Later, he wrote the first published articles spelling out the dangers to come. "There are many horror stories about programs, working for years, that died on some significant change in the date," he wrote in the February 1979 issue of Interface Age. "Don't drop the first two digits for computer processing, unless you take extreme care otherwise the program may fail from ambiguity in the year 2000."

In 1982, Bemer retired, and with him the crusade. What more could he do? He was getting old. He was tired. It wasn't his problem anymore. Surely somebody would take care of it.

Years afterward, he would learn how wrong he was. "I should have listened to Pogo Possum," he says.

In 1996, Bemer picked up the Wall Street Journal and read a story about concern over how computers would handle the millennium. "I read that and reread it and reread it again and said, 'My God, they didn't take my advice.' "

Now, of course, just about everybody is aware of the problem. But there are no easy ways to fix it.

Advertisement

Many corporations and government agencies use custom-made software for which no documentation exists. Often, the original programmers have moved on, retired or died. Y2K cleanup squads spend hours tediously sifting through ones and zeros -- the language of computers -- desperately hunting for dates.

For months Bemer studied technical manuals for IBM mainframes and gradually devised a way to check and fix tainted software automatically. His solution, he thought, might shave weeks -- even months -- off the time it takes to clean out a computer. He dubbed his solution a "Bigit" (short for "Bemer digit"), patented the idea, and had the word pounded into yet another vanity plate, for his butter-colored Mercedes-Benz SLK convertible.

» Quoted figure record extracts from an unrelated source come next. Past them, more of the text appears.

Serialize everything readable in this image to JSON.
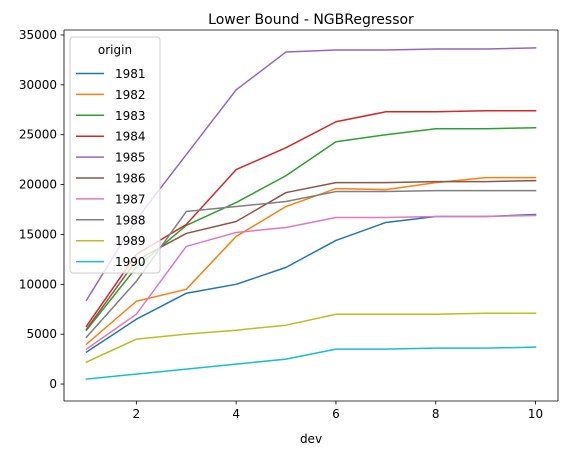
{
  "chart_data": {
    "type": "line",
    "title": "Lower Bound - NGBRegressor",
    "xlabel": "dev",
    "ylabel": "",
    "xlim": [
      0.55,
      10.45
    ],
    "ylim": [
      -1700,
      35500
    ],
    "x_ticks": [
      2,
      4,
      6,
      8,
      10
    ],
    "y_ticks": [
      0,
      5000,
      10000,
      15000,
      20000,
      25000,
      30000,
      35000
    ],
    "grid": false,
    "legend": {
      "title": "origin",
      "placement": "upper-left"
    },
    "x": [
      1,
      2,
      3,
      4,
      5,
      6,
      7,
      8,
      9,
      10
    ],
    "series": [
      {
        "name": "1981",
        "color": "#1f77b4",
        "values": [
          3200,
          6500,
          9100,
          10000,
          11700,
          14400,
          16200,
          16800,
          16800,
          17000
        ]
      },
      {
        "name": "1982",
        "color": "#ff7f0e",
        "values": [
          4000,
          8300,
          9500,
          14800,
          17800,
          19600,
          19500,
          20200,
          20700,
          20700
        ]
      },
      {
        "name": "1983",
        "color": "#2ca02c",
        "values": [
          5400,
          11700,
          15900,
          18200,
          20900,
          24300,
          25000,
          25600,
          25600,
          25700
        ]
      },
      {
        "name": "1984",
        "color": "#d62728",
        "values": [
          5800,
          13000,
          16000,
          21500,
          23700,
          26300,
          27300,
          27300,
          27400,
          27400
        ]
      },
      {
        "name": "1985",
        "color": "#9467bd",
        "values": [
          8400,
          16500,
          23000,
          29500,
          33300,
          33500,
          33500,
          33600,
          33600,
          33700
        ]
      },
      {
        "name": "1986",
        "color": "#8c564b",
        "values": [
          5500,
          12400,
          15100,
          16300,
          19200,
          20200,
          20200,
          20300,
          20300,
          20400
        ]
      },
      {
        "name": "1987",
        "color": "#e377c2",
        "values": [
          3500,
          7000,
          13800,
          15200,
          15700,
          16700,
          16700,
          16800,
          16800,
          16900
        ]
      },
      {
        "name": "1988",
        "color": "#7f7f7f",
        "values": [
          4700,
          10300,
          17300,
          17800,
          18300,
          19300,
          19300,
          19400,
          19400,
          19400
        ]
      },
      {
        "name": "1989",
        "color": "#bcbd22",
        "values": [
          2200,
          4500,
          5000,
          5400,
          5900,
          7000,
          7000,
          7000,
          7100,
          7100
        ]
      },
      {
        "name": "1990",
        "color": "#17becf",
        "values": [
          500,
          1000,
          1500,
          2000,
          2500,
          3500,
          3500,
          3600,
          3600,
          3700
        ]
      }
    ]
  }
}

Nobody is ignoring Bob Bemer anymore. CNN, Time, and Vanity Fair have come knocking. So have lawyers entreating him to testify as an expert witness in future Y2K liability trials. The Defense Department invited him to speak on the Y2K problem.

Just because people are listening at last doesn't mean that Bemer is confident about the days to come. Under the stairs of his home are 61 cartons of freeze-dried delicacies such as instant couscous and pre-cooked scrambled eggs, enough for him and his wife to live on for a year. Atop the stack is "The Official Pocket Survival Manual." In a nearby drawer he has stashed a water filter, a box of Fire Chief wooden matches and a collection of Duracell flashlight batteries.

Why? "The depths of human stupidity are as yet unplumbed," he says.